Removing nan in array at position from another numpy array

Question

I want to remove nans from two arrays if there is a nan in the same position in either of them. The arrays are of same length. Here is what I am doing:

y = numpy.delete(y, numpy.where(numpy.isnan(x)))
numpy.delete(y, numpy.where(numpy.isnan(x)))

However, this only works if x is the one with nan's. How do I make it work if either x or y have nan?

Answer 1

You have to keep track of the indices to remove from both arrays. You don't need where since numpy supports boolean indexing (masks). Also, you don't need delete since you can just get a subset of the array.

mask = ~np.isnan(x)
x = x[mask]
y = y[mask]
mask = ~np.isnan(y)
x = x[mask]
y = y[mask]

Or more compactly:

mask = ~np.isnan(x) & ~np.isnan(y)
x = x[mask]
y = y[mask]

The first implementation only has an advantage if the arrays are enormous and computing the mask for y from a smaller array has a performance benefit.
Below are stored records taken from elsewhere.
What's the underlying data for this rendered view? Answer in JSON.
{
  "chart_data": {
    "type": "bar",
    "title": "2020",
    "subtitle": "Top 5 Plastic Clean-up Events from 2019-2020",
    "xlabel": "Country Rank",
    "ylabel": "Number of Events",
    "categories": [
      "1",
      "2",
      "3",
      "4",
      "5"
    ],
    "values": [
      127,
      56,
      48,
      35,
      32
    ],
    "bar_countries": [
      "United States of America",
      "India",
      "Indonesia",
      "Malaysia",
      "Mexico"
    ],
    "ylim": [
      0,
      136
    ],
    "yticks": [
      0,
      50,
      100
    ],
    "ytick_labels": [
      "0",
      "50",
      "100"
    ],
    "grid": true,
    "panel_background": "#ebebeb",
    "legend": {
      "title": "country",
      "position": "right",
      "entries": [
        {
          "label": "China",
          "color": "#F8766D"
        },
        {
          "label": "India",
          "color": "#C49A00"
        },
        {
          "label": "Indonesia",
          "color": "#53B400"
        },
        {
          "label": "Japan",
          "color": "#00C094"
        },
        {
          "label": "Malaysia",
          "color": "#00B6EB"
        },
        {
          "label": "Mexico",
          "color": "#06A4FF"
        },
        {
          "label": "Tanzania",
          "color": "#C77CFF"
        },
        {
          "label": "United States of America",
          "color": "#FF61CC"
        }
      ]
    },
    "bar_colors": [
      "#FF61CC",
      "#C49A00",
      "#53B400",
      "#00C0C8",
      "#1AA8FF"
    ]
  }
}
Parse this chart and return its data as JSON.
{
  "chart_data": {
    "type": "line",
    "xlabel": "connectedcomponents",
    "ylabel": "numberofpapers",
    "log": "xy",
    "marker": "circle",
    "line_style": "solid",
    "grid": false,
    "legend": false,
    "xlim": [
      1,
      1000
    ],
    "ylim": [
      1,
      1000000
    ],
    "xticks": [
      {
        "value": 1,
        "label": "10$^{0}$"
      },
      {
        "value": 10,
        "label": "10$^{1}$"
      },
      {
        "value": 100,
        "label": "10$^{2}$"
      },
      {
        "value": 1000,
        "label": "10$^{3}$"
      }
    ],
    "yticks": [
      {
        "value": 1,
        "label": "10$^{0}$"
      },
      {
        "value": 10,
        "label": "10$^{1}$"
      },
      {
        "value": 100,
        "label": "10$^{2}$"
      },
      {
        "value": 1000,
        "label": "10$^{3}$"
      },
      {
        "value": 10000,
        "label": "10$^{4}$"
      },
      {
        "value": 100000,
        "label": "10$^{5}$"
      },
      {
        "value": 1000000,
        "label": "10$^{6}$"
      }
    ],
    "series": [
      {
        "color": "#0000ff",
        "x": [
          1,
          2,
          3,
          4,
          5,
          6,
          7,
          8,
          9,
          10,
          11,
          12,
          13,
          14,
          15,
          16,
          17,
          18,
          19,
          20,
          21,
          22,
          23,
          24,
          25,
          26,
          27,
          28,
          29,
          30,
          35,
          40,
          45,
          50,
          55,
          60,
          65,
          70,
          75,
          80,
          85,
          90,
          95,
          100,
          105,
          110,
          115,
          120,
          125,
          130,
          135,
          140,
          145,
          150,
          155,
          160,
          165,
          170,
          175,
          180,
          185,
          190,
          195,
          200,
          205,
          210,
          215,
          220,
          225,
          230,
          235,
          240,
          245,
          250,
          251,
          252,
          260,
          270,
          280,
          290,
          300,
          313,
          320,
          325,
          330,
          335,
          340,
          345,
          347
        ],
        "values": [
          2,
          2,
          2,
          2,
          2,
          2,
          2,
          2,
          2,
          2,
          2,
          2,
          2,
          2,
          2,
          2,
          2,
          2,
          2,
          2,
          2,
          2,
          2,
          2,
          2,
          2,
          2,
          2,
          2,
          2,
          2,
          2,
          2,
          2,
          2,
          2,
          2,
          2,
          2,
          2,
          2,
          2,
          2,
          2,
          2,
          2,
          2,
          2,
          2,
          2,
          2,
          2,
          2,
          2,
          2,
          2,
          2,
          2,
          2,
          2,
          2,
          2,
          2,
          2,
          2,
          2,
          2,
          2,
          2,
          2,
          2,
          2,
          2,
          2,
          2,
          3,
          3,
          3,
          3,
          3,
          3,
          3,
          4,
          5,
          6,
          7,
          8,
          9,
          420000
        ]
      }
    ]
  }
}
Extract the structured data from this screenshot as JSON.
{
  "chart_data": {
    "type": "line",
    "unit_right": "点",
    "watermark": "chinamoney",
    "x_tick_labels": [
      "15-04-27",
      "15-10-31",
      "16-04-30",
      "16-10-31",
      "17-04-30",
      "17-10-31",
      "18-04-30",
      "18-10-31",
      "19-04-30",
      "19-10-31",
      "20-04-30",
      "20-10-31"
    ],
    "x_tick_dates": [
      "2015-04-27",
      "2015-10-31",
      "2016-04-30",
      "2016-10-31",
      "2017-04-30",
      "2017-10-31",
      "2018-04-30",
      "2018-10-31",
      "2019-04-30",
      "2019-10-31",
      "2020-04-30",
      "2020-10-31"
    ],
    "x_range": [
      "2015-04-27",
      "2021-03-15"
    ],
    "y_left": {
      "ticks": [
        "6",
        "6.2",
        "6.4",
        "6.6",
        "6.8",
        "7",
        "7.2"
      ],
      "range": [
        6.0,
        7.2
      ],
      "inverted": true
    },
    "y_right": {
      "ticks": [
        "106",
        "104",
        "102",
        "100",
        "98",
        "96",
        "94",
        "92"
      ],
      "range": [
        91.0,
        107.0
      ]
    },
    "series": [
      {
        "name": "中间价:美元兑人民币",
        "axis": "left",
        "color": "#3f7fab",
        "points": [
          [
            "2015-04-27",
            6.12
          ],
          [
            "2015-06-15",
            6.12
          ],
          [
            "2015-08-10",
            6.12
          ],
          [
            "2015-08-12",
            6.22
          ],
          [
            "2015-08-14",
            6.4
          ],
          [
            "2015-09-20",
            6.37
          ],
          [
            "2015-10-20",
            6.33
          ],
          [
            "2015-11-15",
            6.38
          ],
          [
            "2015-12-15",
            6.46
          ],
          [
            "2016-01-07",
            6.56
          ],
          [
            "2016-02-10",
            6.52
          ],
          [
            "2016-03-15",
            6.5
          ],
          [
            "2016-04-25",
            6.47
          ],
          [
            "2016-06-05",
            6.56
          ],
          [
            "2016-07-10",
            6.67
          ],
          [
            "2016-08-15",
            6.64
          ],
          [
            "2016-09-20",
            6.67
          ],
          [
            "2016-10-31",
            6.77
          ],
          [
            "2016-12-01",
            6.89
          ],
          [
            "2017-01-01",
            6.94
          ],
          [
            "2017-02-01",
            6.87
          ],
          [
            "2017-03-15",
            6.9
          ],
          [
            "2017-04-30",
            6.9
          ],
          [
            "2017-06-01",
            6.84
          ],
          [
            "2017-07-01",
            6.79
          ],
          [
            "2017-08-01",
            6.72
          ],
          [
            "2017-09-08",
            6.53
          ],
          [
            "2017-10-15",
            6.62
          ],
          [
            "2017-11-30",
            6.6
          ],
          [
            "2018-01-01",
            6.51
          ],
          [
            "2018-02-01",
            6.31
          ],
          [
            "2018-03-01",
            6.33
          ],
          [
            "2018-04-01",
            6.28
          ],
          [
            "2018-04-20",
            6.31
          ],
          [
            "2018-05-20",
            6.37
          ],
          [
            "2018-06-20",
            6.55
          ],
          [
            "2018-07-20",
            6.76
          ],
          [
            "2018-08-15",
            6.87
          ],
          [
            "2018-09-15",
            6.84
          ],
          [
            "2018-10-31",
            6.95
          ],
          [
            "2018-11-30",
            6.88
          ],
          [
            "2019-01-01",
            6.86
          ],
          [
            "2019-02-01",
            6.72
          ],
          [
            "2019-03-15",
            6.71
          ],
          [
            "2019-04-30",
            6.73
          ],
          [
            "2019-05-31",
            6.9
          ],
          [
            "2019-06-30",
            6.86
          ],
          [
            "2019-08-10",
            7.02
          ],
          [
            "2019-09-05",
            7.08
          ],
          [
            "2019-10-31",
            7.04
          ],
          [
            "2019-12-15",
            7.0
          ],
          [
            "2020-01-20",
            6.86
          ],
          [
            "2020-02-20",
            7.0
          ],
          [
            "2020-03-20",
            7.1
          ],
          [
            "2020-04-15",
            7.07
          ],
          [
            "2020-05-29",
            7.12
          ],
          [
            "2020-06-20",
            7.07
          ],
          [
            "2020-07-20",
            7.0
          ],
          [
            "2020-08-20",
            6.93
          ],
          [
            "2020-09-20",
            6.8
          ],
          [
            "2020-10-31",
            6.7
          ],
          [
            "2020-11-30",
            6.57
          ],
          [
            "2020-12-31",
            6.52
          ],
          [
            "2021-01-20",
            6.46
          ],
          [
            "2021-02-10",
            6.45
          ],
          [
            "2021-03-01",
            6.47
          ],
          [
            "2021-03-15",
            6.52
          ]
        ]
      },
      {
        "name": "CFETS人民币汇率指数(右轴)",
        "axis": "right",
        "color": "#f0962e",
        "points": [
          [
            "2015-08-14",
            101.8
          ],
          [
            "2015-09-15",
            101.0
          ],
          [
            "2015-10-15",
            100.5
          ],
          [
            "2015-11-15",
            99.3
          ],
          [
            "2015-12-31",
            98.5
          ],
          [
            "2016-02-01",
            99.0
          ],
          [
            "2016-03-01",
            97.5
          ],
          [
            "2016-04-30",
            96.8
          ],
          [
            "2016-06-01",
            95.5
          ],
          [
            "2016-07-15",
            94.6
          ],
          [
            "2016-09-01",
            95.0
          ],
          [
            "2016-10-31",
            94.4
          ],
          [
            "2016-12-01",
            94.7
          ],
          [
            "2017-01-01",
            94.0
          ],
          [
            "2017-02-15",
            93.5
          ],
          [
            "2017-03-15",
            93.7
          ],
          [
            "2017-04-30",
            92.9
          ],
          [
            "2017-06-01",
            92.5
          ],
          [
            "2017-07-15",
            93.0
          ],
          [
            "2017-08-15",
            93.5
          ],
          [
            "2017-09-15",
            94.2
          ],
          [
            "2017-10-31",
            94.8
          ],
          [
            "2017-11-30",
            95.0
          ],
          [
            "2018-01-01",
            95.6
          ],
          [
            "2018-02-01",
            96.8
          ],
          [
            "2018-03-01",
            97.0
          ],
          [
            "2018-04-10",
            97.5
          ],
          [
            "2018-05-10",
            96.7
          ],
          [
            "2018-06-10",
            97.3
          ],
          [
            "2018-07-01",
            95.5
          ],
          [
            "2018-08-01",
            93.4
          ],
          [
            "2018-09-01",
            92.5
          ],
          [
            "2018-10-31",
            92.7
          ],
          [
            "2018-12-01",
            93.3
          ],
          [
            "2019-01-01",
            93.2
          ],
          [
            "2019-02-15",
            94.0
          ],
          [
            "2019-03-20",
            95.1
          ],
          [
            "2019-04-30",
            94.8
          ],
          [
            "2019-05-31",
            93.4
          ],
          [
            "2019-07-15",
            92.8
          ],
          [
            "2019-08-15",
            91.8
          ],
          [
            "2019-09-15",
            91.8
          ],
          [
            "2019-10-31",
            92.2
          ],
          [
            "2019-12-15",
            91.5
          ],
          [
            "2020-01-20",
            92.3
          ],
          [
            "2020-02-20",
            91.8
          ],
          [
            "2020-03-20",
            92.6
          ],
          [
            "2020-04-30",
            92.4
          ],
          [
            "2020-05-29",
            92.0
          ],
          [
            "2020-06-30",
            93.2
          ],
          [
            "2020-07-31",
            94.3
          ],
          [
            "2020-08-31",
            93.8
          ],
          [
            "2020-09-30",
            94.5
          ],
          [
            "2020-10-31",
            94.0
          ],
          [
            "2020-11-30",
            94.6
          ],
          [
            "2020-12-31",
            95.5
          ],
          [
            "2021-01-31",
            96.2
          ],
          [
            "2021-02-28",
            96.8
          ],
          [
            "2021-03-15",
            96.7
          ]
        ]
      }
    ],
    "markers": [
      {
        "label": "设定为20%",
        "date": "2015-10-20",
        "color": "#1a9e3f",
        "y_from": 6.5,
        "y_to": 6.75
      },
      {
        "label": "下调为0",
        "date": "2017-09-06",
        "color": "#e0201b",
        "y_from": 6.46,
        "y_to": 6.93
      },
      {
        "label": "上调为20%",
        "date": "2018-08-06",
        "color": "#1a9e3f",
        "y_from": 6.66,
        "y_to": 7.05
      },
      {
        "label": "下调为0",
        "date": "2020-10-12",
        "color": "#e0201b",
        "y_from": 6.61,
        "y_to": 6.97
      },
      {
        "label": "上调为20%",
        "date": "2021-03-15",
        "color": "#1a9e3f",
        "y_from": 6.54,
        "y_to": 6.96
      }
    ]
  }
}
In general, I would recommend the second approach.

Answer 2

import numpy as np
import numpy.ma as ma

y = ma.masked_array(y, mask=~np.isnan(x))
y = y.compress() # y without nan where x has nan's

or, after the comments:

mask = ~np.isnan(x) & ~np.isnan(y)
y = ma.masked_array(y, mask=mask)
y = y.compress() # y without nan where x and y have nan's

x = ma.masked_array(x, mask=mask)
x = x.compress() # x without nan where x and y have nan's

or without mask:

mask = ~np.isnan(x) & ~np.isnan(y)
y = y[mask]
x = x[mask]